Small Scale Burning Test
The small-scale burning test is used to determine the response of a substance to fire. Small samples of the test material are placed into a small plastic cup which is placed on a pile of kerosene-soaked sawdust. The sawdust is ignited and the behavior of the test material is observed. As many as four (4) trials may be performed — two (2) trials for a 10 gram sample size and two (2) trials for a 100 gram sample size. Thus, a minimum of 220 grams of sample is required. The small scale burning test is a part of UN Test Series 3 which is used to assess the ignition sensitivity of suspected explosive materials.

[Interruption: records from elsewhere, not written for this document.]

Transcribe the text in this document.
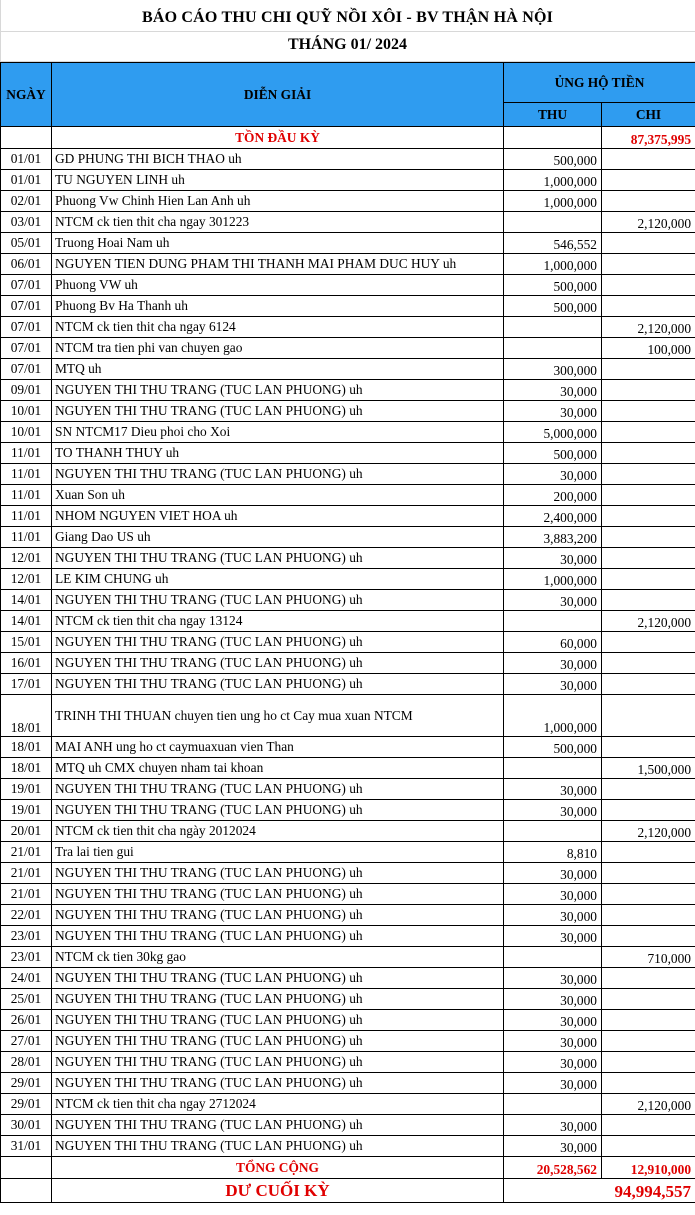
BÁO CÁO THU CHI QUỸ NỒI XÔI - BV THẬN HÀ NỘI
THÁNG 01/ 2024
NGÀY	DIỄN GIẢI	ỦNG HỘ TIỀN	
		THU	CHI
	TỒN ĐẦU KỲ		87,375,995
01/01	GD PHUNG THI BICH THAO uh	500,000	
01/01	TU NGUYEN LINH uh	1,000,000	
02/01	Phuong Vw Chinh Hien Lan Anh uh	1,000,000	
03/01	NTCM ck tien thit cha ngay 301223		2,120,000
05/01	Truong Hoai Nam uh	546,552	
06/01	NGUYEN TIEN DUNG PHAM THI THANH MAI PHAM DUC HUY uh	1,000,000	
07/01	Phuong VW uh	500,000	
07/01	Phuong Bv Ha Thanh uh	500,000	
07/01	NTCM ck tien thit cha ngay 6124		2,120,000
07/01	NTCM tra tien phi van chuyen gao		100,000
07/01	MTQ uh	300,000	
09/01	NGUYEN THI THU TRANG (TUC LAN PHUONG) uh	30,000	
10/01	NGUYEN THI THU TRANG (TUC LAN PHUONG) uh	30,000	
10/01	SN NTCM17 Dieu phoi cho Xoi	5,000,000	
11/01	TO THANH THUY uh	500,000	
11/01	NGUYEN THI THU TRANG (TUC LAN PHUONG) uh	30,000	
11/01	Xuan Son uh	200,000	
11/01	NHOM NGUYEN VIET HOA uh	2,400,000	
11/01	Giang Dao US uh	3,883,200	
12/01	NGUYEN THI THU TRANG (TUC LAN PHUONG) uh	30,000	
12/01	LE KIM CHUNG uh	1,000,000	
14/01	NGUYEN THI THU TRANG (TUC LAN PHUONG) uh	30,000	
14/01	NTCM ck tien thit cha ngay 13124		2,120,000
15/01	NGUYEN THI THU TRANG (TUC LAN PHUONG) uh	60,000	
16/01	NGUYEN THI THU TRANG (TUC LAN PHUONG) uh	30,000	
17/01	NGUYEN THI THU TRANG (TUC LAN PHUONG) uh	30,000	
18/01	TRINH THI THUAN chuyen tien ung ho ct Cay mua xuan NTCM	1,000,000	
18/01	MAI ANH ung ho ct caymuaxuan vien Than	500,000	
18/01	MTQ uh CMX chuyen nham tai khoan		1,500,000
19/01	NGUYEN THI THU TRANG (TUC LAN PHUONG) uh	30,000	
19/01	NGUYEN THI THU TRANG (TUC LAN PHUONG) uh	30,000	
20/01	NTCM ck tien thit cha ngày 2012024		2,120,000
21/01	Tra lai tien gui	8,810	
21/01	NGUYEN THI THU TRANG (TUC LAN PHUONG) uh	30,000	
21/01	NGUYEN THI THU TRANG (TUC LAN PHUONG) uh	30,000	
22/01	NGUYEN THI THU TRANG (TUC LAN PHUONG) uh	30,000	
23/01	NGUYEN THI THU TRANG (TUC LAN PHUONG) uh	30,000	
23/01	NTCM ck tien 30kg gao		710,000
24/01	NGUYEN THI THU TRANG (TUC LAN PHUONG) uh	30,000	
25/01	NGUYEN THI THU TRANG (TUC LAN PHUONG) uh	30,000	
26/01	NGUYEN THI THU TRANG (TUC LAN PHUONG) uh	30,000	
27/01	NGUYEN THI THU TRANG (TUC LAN PHUONG) uh	30,000	
28/01	NGUYEN THI THU TRANG (TUC LAN PHUONG) uh	30,000	
29/01	NGUYEN THI THU TRANG (TUC LAN PHUONG) uh	30,000	
29/01	NTCM ck tien thit cha ngay 2712024		2,120,000
30/01	NGUYEN THI THU TRANG (TUC LAN PHUONG) uh	30,000	
31/01	NGUYEN THI THU TRANG (TUC LAN PHUONG) uh	30,000	
	TỔNG CỘNG	20,528,562	12,910,000
	DƯ CUỐI KỲ	94,994,557	
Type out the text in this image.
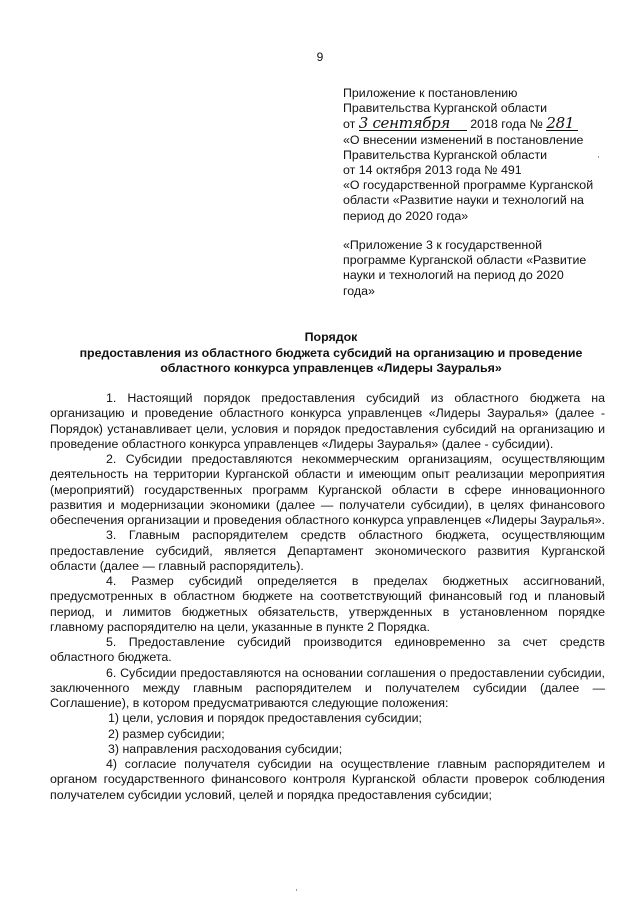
9
Приложение к постановлению
Правительства Курганской области
от 3 сентября 2018 года № 281
«О внесении изменений в постановление
Правительства Курганской области
от 14 октября 2013 года № 491
«О государственной программе Курганской
области «Развитие науки и технологий на
период до 2020 года»
«Приложение 3 к государственной
программе Курганской области «Развитие
науки и технологий на период до 2020
года»
Порядок
предоставления из областного бюджета субсидий на организацию и проведение
областного конкурса управленцев «Лидеры Зауралья»

1. Настоящий порядок предоставления субсидий из областного бюджета на организацию и проведение областного конкурса управленцев «Лидеры Зауралья» (далее - Порядок) устанавливает цели, условия и порядок предоставления субсидий на организацию и проведение областного конкурса управленцев «Лидеры Зауралья» (далее - субсидии).

2. Субсидии предоставляются некоммерческим организациям, осуществляющим деятельность на территории Курганской области и имеющим опыт реализации мероприятия (мероприятий) государственных программ Курганской области в сфере инновационного развития и модернизации экономики (далее — получатели субсидии), в целях финансового обеспечения организации и проведения областного конкурса управленцев «Лидеры Зауралья».

3. Главным распорядителем средств областного бюджета, осуществляющим предоставление субсидий, является Департамент экономического развития Курганской области (далее — главный распорядитель).

4. Размер субсидий определяется в пределах бюджетных ассигнований, предусмотренных в областном бюджете на соответствующий финансовый год и плановый период, и лимитов бюджетных обязательств, утвержденных в установленном порядке главному распорядителю на цели, указанные в пункте 2 Порядка.

5. Предоставление субсидий производится единовременно за счет средств областного бюджета.

6. Субсидии предоставляются на основании соглашения о предоставлении субсидии, заключенного между главным распорядителем и получателем субсидии (далее — Соглашение), в котором предусматриваются следующие положения:

1) цели, условия и порядок предоставления субсидии;

2) размер субсидии;

3) направления расходования субсидии;

4) согласие получателя субсидии на осуществление главным распорядителем и органом государственного финансового контроля Курганской области проверок соблюдения получателем субсидии условий, целей и порядка предоставления субсидии;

The Time/Pressure Test is one of three tests that comprise Test Series 1 and 2 of the United Nations (UN) protocol for the classification of explosive articles and materials for transport. The test is used to assess the effects of igniting a substance under confinement in order to determine if ignition leads to a deflagration with explosive violence at pressures that can be attained with substances in normal commercial packages. The test is performed using a specially-designed cylindrical steel pressure vessel (89 mm L x 60 mm OD). One end of the cylinder is fitted with a bursting disk and plug which are removed to introduce the sample, then replaced and secured. The other end of the cylinder is fitted with the firing assembly. The firing assembly is comprised principally of an electric fusehead and primed cambric. A pressure transducer is fitted to the cylindrical pressure vessel at the midway point between the top and bottom. The pressure signal during each trial is recorded using a microcomputer. A positive (+) result is indicated by a pressure rise from 690 kilopascals (kPa) to 2070 kPa in less than 30 milliseconds (ms). Three (3) trials are performed. Approximately 1 liter of sample is required to complete this testing.
UN Gap Test
The UN Gap Test is one of three tests that comprise Test Series 1 and 2 of the United Nations (UN) protocol for the classification of explosive articles and materials for transport. The test is used to assess the sensitivity of a substance under confinement in a steel tube to detonative shock. The test involves filling a cold-drawn, seamless steel tube (400 mm L x 48 mm OD x 4 mm t) with the test sample. The top of the vertical tube is covered with a mild steel witness plate. The bottom of the tube is fitted to a booster charge and detonator. A positive (+) result is indicated by complete fragmentation of the tube and/or holing of the witness plate. If a negative (-) result is obtained during the first trial, a second trial is performed. Approximately 1.5 liters of sample are required to complete this testing.